Your logic is mostly sound. You are on the right track with your train of thought:
- Read a line into
previous (a).
- Read another line into
current (b).
- If
previous and current have the same contents, go to step 2.
- Print
previous.
- Move
current to previous.
- Go to step 2.
This still has some problems, however.
Unnecessary line-read
To start, consider this bit of code:
while(fgets(b,6000,stdin)!=NULL) {
...
if(test==0) {
fgets(b,6000,stdin);
}
else {
printf("%s",a);
}
...
}
If a and b have the same contents (test==0), you use an unchecked fgets to read a line again, except you read again when the loop condition fgets(b,6000,stdin)!=NULL is evaluated. The problem is that you're mostly ignoring the line you just read, meaning you're moving an unknown line from b to a. Since the loop already reads another line and checks for failure appropriately, just let the loop read the line, and invert the if statement's equality test to print a if test!=0.
Where's the last line?
Your logic also will not print the last line. Consider a file with 1 line. You read it, then fgets in the loop condition attempts to read another line, which fails because you're at the end of the file. There is no print statement outside the loop, so you never print the line.

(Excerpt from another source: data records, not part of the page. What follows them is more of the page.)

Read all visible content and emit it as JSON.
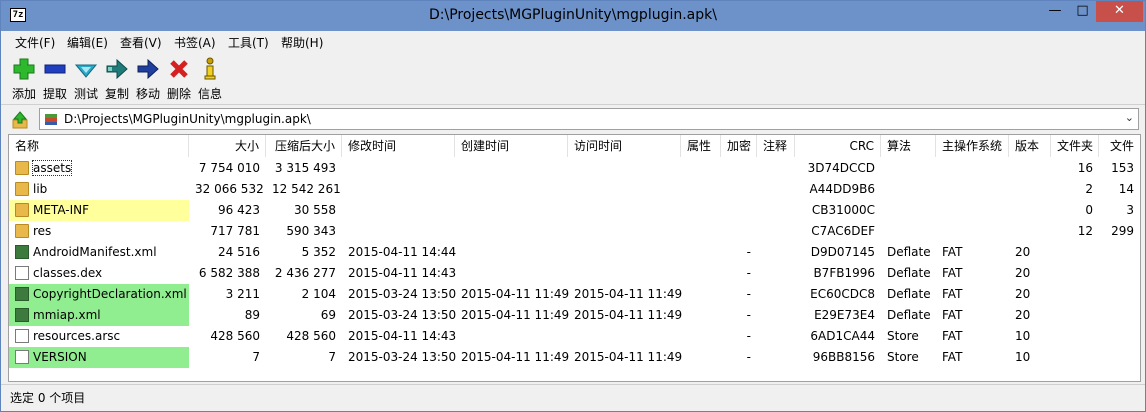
{
  "window": {
    "title": "D:\\Projects\\MGPluginUnity\\mgplugin.apk\\",
    "app_icon_text": "7z",
    "minimize_symbol": "—",
    "maximize_symbol": "□",
    "close_symbol": "✕"
  },
  "menu": [
    "文件(F)",
    "编辑(E)",
    "查看(V)",
    "书签(A)",
    "工具(T)",
    "帮助(H)"
  ],
  "toolbar": [
    {
      "label": "添加",
      "icon": "plus-icon",
      "color": "#2db82d"
    },
    {
      "label": "提取",
      "icon": "minus-icon",
      "color": "#1f3fbf"
    },
    {
      "label": "测试",
      "icon": "check-icon",
      "color": "#2aa8c8"
    },
    {
      "label": "复制",
      "icon": "copy-arrow-icon",
      "color": "#1f7a7a"
    },
    {
      "label": "移动",
      "icon": "move-arrow-icon",
      "color": "#1f3f9f"
    },
    {
      "label": "删除",
      "icon": "delete-x-icon",
      "color": "#d42020"
    },
    {
      "label": "信息",
      "icon": "info-icon",
      "color": "#c8a000"
    }
  ],
  "address": {
    "path": "D:\\Projects\\MGPluginUnity\\mgplugin.apk\\"
  },
  "columns": [
    "名称",
    "大小",
    "压缩后大小",
    "修改时间",
    "创建时间",
    "访问时间",
    "属性",
    "加密",
    "注释",
    "CRC",
    "算法",
    "主操作系统",
    "版本",
    "文件夹",
    "文件"
  ],
  "rows": [
    {
      "type": "folder",
      "name": "assets",
      "size": "7 754 010",
      "packed": "3 315 493",
      "modified": "",
      "created": "",
      "accessed": "",
      "attr": "",
      "enc": "",
      "comment": "",
      "crc": "3D74DCCD",
      "method": "",
      "os": "",
      "ver": "",
      "folders": "16",
      "files": "153",
      "highlight": "",
      "focused": true
    },
    {
      "type": "folder",
      "name": "lib",
      "size": "32 066 532",
      "packed": "12 542 261",
      "modified": "",
      "created": "",
      "accessed": "",
      "attr": "",
      "enc": "",
      "comment": "",
      "crc": "A44DD9B6",
      "method": "",
      "os": "",
      "ver": "",
      "folders": "2",
      "files": "14",
      "highlight": ""
    },
    {
      "type": "folder",
      "name": "META-INF",
      "size": "96 423",
      "packed": "30 558",
      "modified": "",
      "created": "",
      "accessed": "",
      "attr": "",
      "enc": "",
      "comment": "",
      "crc": "CB31000C",
      "method": "",
      "os": "",
      "ver": "",
      "folders": "0",
      "files": "3",
      "highlight": "yellow"
    },
    {
      "type": "folder",
      "name": "res",
      "size": "717 781",
      "packed": "590 343",
      "modified": "",
      "created": "",
      "accessed": "",
      "attr": "",
      "enc": "",
      "comment": "",
      "crc": "C7AC6DEF",
      "method": "",
      "os": "",
      "ver": "",
      "folders": "12",
      "files": "299",
      "highlight": ""
    },
    {
      "type": "xml",
      "name": "AndroidManifest.xml",
      "size": "24 516",
      "packed": "5 352",
      "modified": "2015-04-11 14:44",
      "created": "",
      "accessed": "",
      "attr": "",
      "enc": "-",
      "comment": "",
      "crc": "D9D07145",
      "method": "Deflate",
      "os": "FAT",
      "ver": "20",
      "folders": "",
      "files": "",
      "highlight": ""
    },
    {
      "type": "file",
      "name": "classes.dex",
      "size": "6 582 388",
      "packed": "2 436 277",
      "modified": "2015-04-11 14:43",
      "created": "",
      "accessed": "",
      "attr": "",
      "enc": "-",
      "comment": "",
      "crc": "B7FB1996",
      "method": "Deflate",
      "os": "FAT",
      "ver": "20",
      "folders": "",
      "files": "",
      "highlight": ""
    },
    {
      "type": "xml",
      "name": "CopyrightDeclaration.xml",
      "size": "3 211",
      "packed": "2 104",
      "modified": "2015-03-24 13:50",
      "created": "2015-04-11 11:49",
      "accessed": "2015-04-11 11:49",
      "attr": "",
      "enc": "-",
      "comment": "",
      "crc": "EC60CDC8",
      "method": "Deflate",
      "os": "FAT",
      "ver": "20",
      "folders": "",
      "files": "",
      "highlight": "green"
    },
    {
      "type": "xml",
      "name": "mmiap.xml",
      "size": "89",
      "packed": "69",
      "modified": "2015-03-24 13:50",
      "created": "2015-04-11 11:49",
      "accessed": "2015-04-11 11:49",
      "attr": "",
      "enc": "-",
      "comment": "",
      "crc": "E29E73E4",
      "method": "Deflate",
      "os": "FAT",
      "ver": "20",
      "folders": "",
      "files": "",
      "highlight": "green"
    },
    {
      "type": "file",
      "name": "resources.arsc",
      "size": "428 560",
      "packed": "428 560",
      "modified": "2015-04-11 14:43",
      "created": "",
      "accessed": "",
      "attr": "",
      "enc": "-",
      "comment": "",
      "crc": "6AD1CA44",
      "method": "Store",
      "os": "FAT",
      "ver": "10",
      "folders": "",
      "files": "",
      "highlight": ""
    },
    {
      "type": "file",
      "name": "VERSION",
      "size": "7",
      "packed": "7",
      "modified": "2015-03-24 13:50",
      "created": "2015-04-11 11:49",
      "accessed": "2015-04-11 11:49",
      "attr": "",
      "enc": "-",
      "comment": "",
      "crc": "96BB8156",
      "method": "Store",
      "os": "FAT",
      "ver": "10",
      "folders": "",
      "files": "",
      "highlight": "green"
    }
  ],
  "status": "选定 0 个项目"
}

Now what about a file with 2 lines that differ? You read the first line, then the last line, see they're different, and print the first line. Then you overwrite the first line's buffer with the last line. You fail to read another line because there aren't any more, and the last line is, again, not printed.
You can fix this by replacing the first (unchecked) fgets with a[0] = 0. That makes the first byte of a a null byte, which means the end of the string. It won't compare equal to a line you read, so test==1, meaning a will be printed. Since there is no string in a to print, nothing is printed. Things then continue as normal, with the contents of b being moved into a and another line being read.
Unique last line problem
This leaves one problem: the last line won't be printed if it's not a duplicate. To fix this, just print b instead of a.
The final recipe
- Assign
0 to the first byte of previous (a[0]).
- Read a line into
current (b).
- If
previous and current have the same contents, go to step 2.
- Print
current.
- Move
current to previous.
- Go to step 2.
As you can see, it's not much different from your existing logic; only steps 1 and 4 differ. It also ensures that all fgets calls are checked. If there are no lines in a file, nothing is printed. If there is only 1 line in a file, it is printed. If 2 lines differ, both are printed. If 2 lines are the same, the first is printed.
Optional: optimizations
- Instead of checking all 6000 bytes, you only check up to the first null byte in either string since
fgets will automatically add one to mark the end of the string.
- Faster still would be to add a
break statement inside the if statement of your for loop. If a single byte doesn't match, the entire line is not a duplicate, so you can stop comparing early—a lot faster if only byte 10 differs in two 1000-byte lines!